Discontinued Major Review: Mathematics-Sociology and Philosophy-Mathematics

By Louis Chase

Welcome to Discontinued Major Review, a new column I’m writing to fill space! For the inaugural edition of the column, I’m choosing to feature not one but two discontinued Olde Reed majors, since they overlapped significantly. Today’s discontinued majors are the interdisciplinary programs in Mathematics-Sociology and Philosophy-Mathematics and come from the 1994-1995 Reed College academic catalog, which is archived in the library’s digital collections along with an impressive, but notably incomplete, array of other past catalogs and assorted Reed paraphernalia. I encourage readers to peruse the archives for themselves: https://rdc.reed.edu/c/reedhisttxt/home/

The catalog’s description of the Sociology-Mathematics program makes it abundantly clear that the major was centered in math, saying it is “[a] program in which the student…is expected to gain more proficiency and experience in mathematics than in sociology.” Perhaps foreshadowing the program’s eventual retirement, the description goes on to state that “[w]hen the mathematics student can satisfy an interest in sociology without entering interdisciplinary status, the mathematics-sociology major serves no useful purpose.” Students were also told that “the thesis is done primarily in mathematics.” Admission to the math-sociology major was by approval of a committee, presumably composed of math and sociology faculty. 

The Mathematics-Sociology major required seven math courses and five sociology courses, with the Junior Qualifying Exam taken in both departments. While both departments have since restructured their curriculums and renumbered most of their courses, the math requirements included Calculus I and Calculus II (now condensed into Reed’s unique one-semester Calculus course), Introduction to Probability and Statistics (which was then cross-listed with sociology), Introduction to Analysis (which was then a yearlong course), Statistical Modeling and Data Analysis (which was also cross-listed), Complex Analysis (which retains the same title and course number thirty years later), and one other mathematics course of the student’s choice. The sociology requirements included Introduction to Sociology and any four additional courses offered by the department. 

By the 1997-1998 academic year, the next year with a digitized catalog available, the Mathematics-Sociology major no longer existed. I rate Mathematics-Sociology as a 6/10 major on my completely arbitrary scale.

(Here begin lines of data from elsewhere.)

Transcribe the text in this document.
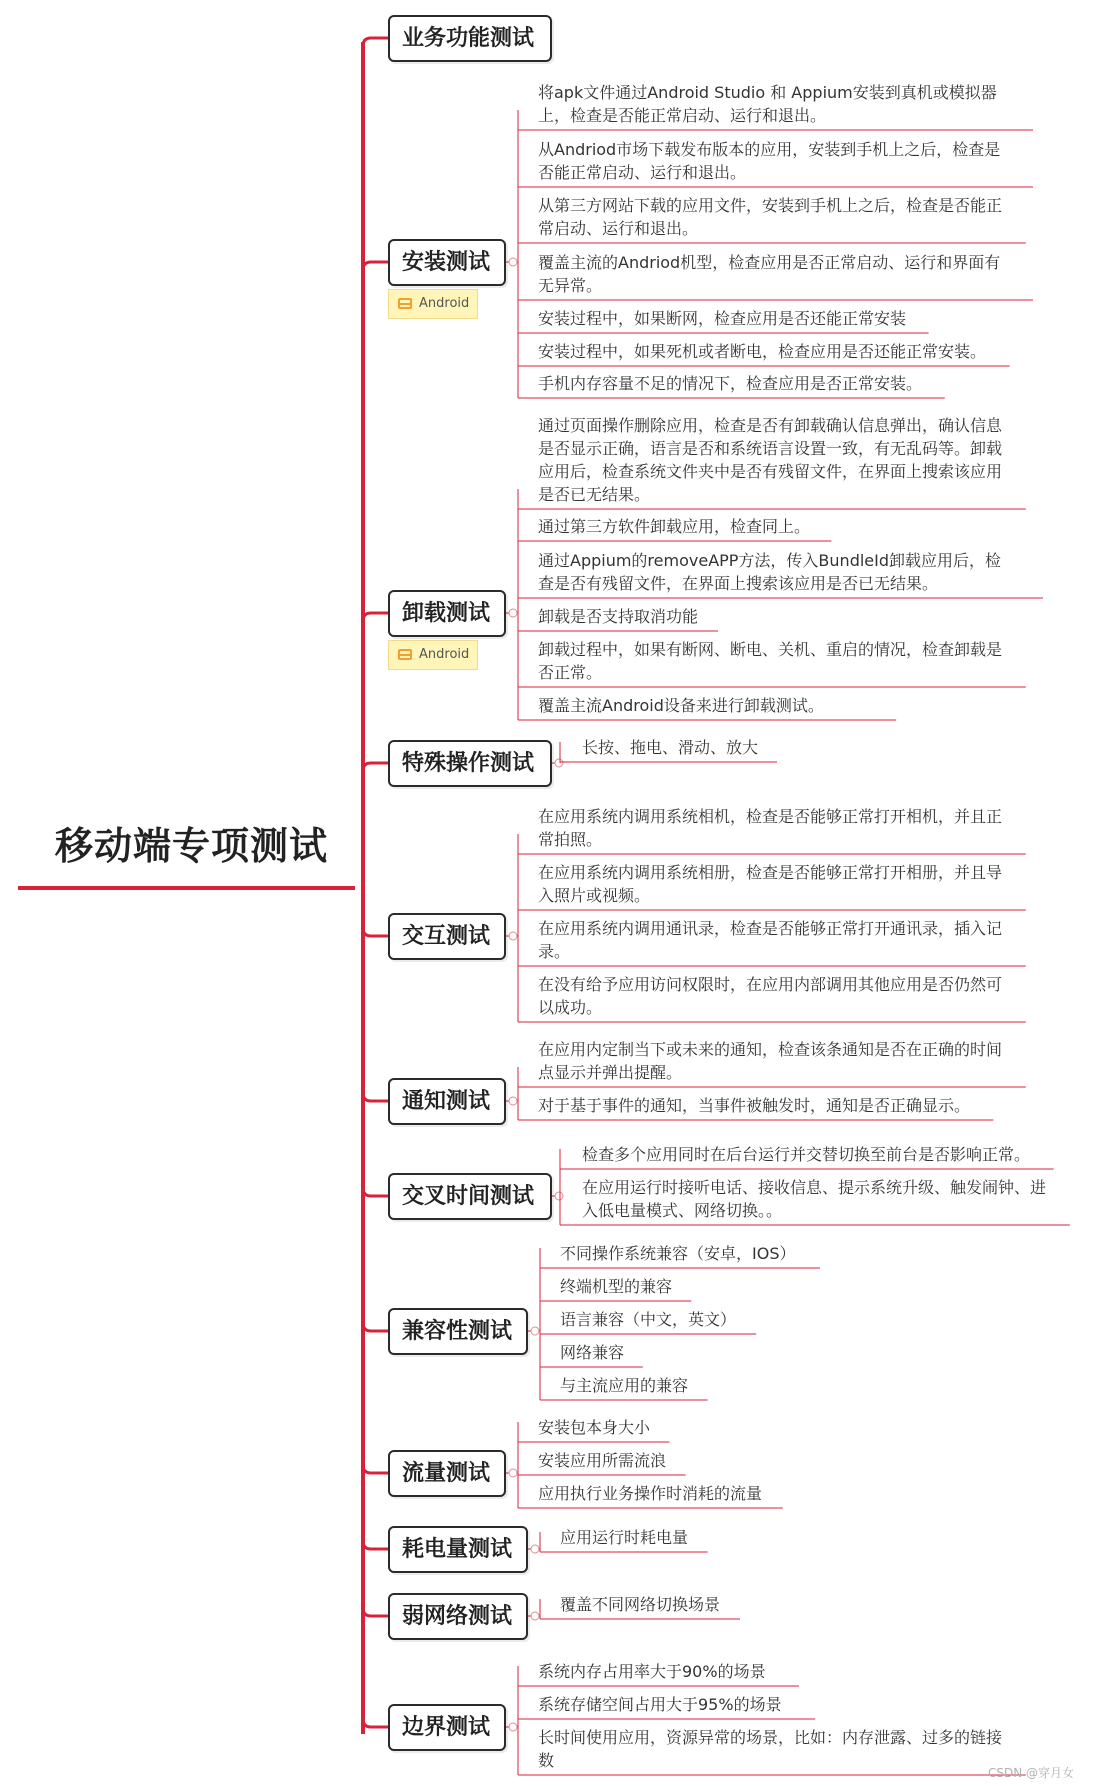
移动端专项测试
业务功能测试
安装测试
Android
将apk文件通过Android Studio 和 Appium安装到真机或模拟器
上，检查是否能正常启动、运行和退出。
从Andriod市场下载发布版本的应用，安装到手机上之后，检查是
否能正常启动、运行和退出。
从第三方网站下载的应用文件，安装到手机上之后，检查是否能正
常启动、运行和退出。
覆盖主流的Andriod机型，检查应用是否正常启动、运行和界面有
无异常。
安装过程中，如果断网，检查应用是否还能正常安装
安装过程中，如果死机或者断电，检查应用是否还能正常安装。
手机内存容量不足的情况下，检查应用是否正常安装。
卸载测试
Android
通过页面操作删除应用，检查是否有卸载确认信息弹出，确认信息
是否显示正确，语言是否和系统语言设置一致，有无乱码等。卸载
应用后，检查系统文件夹中是否有残留文件，在界面上搜索该应用
是否已无结果。
通过第三方软件卸载应用，检查同上。
通过Appium的removeAPP方法，传入BundleId卸载应用后，检
查是否有残留文件，在界面上搜索该应用是否已无结果。
卸载是否支持取消功能
卸载过程中，如果有断网、断电、关机、重启的情况，检查卸载是
否正常。
覆盖主流Android设备来进行卸载测试。
特殊操作测试
长按、拖电、滑动、放大
交互测试
在应用系统内调用系统相机，检查是否能够正常打开相机，并且正
常拍照。
在应用系统内调用系统相册，检查是否能够正常打开相册，并且导
入照片或视频。
在应用系统内调用通讯录，检查是否能够正常打开通讯录，插入记
录。
在没有给予应用访问权限时，在应用内部调用其他应用是否仍然可
以成功。
通知测试
在应用内定制当下或未来的通知，检查该条通知是否在正确的时间
点显示并弹出提醒。
对于基于事件的通知，当事件被触发时，通知是否正确显示。
交叉时间测试
检查多个应用同时在后台运行并交替切换至前台是否影响正常。
在应用运行时接听电话、接收信息、提示系统升级、触发闹钟、进
入低电量模式、网络切换。。
兼容性测试
不同操作系统兼容（安卓，IOS）
终端机型的兼容
语言兼容（中文，英文）
网络兼容
与主流应用的兼容
流量测试
安装包本身大小
安装应用所需流浪
应用执行业务操作时消耗的流量
耗电量测试	应用运行时耗电量
弱网络测试	覆盖不同网络切换场景
边界测试
系统内存占用率大于90%的场景
系统存储空间占用大于95%的场景
长时间使用应用，资源异常的场景，比如：内存泄露、过多的链接
数
CSDN @穿月女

While quantitative social science is an important and immensely interesting field, the Mathematics-Sociology major explicitly deprioritized sociology, and appears to have been mainly intended for people who would otherwise have majored in math to get an opportunity to do an interdisciplinary thesis grounded in quantitative methods. The course requirements were still distributed reasonably across the two fields, and the math coursework requirements focused primarily on content that was applicable to social scientific work, which saved the major from a worse rating. I would love to see an authentically interdisciplinary quantitative social science major at Reed, especially with the growth of the stats portion of the Math-Stats department and the increasing focus on quantitative methods in the social sciences. 

The Philosophy-Mathematics program had no description in the 1994-1995 catalog, with its entry dedicated entirely to enumerating the requirements. The major required seven philosophy courses and seven mathematics courses. In the Math department, these were Calculus I, Calculus II, and Intro to Analysis, plus four more courses of the student’s choosing, with at least one each in algebra and analysis. In the Philosophy department, these were Logic, Metaphysics I, Epistemology I, Ethics I, and any four additional philosophy courses. Students were also encouraged to acquire reading knowledge of at least one foreign language. Admission to the major was by application to a committee. Students took the Junior Qualifying Exam in both departments, with the philosophy qual being “slightly modified” for interdisciplinary majors.

By the 1997-1998 academic year, the Philosophy-Mathematics major was no more. I rate Philosophy-Mathematics as a 7/10 major, which, again, is a rating that should not be taken remotely seriously. If the major had an actual description in the catalog to elucidate its goals, it would probably have received a stronger rating, but even so, the affinity between math and philosophy is clear and I’m glad Reed used to have a major for people who might have been interested in the intersections of the fields. The coursework requirements were distributed reasonably across math and philosophy, and students were presumably free to pursue the thesis focus of their choice.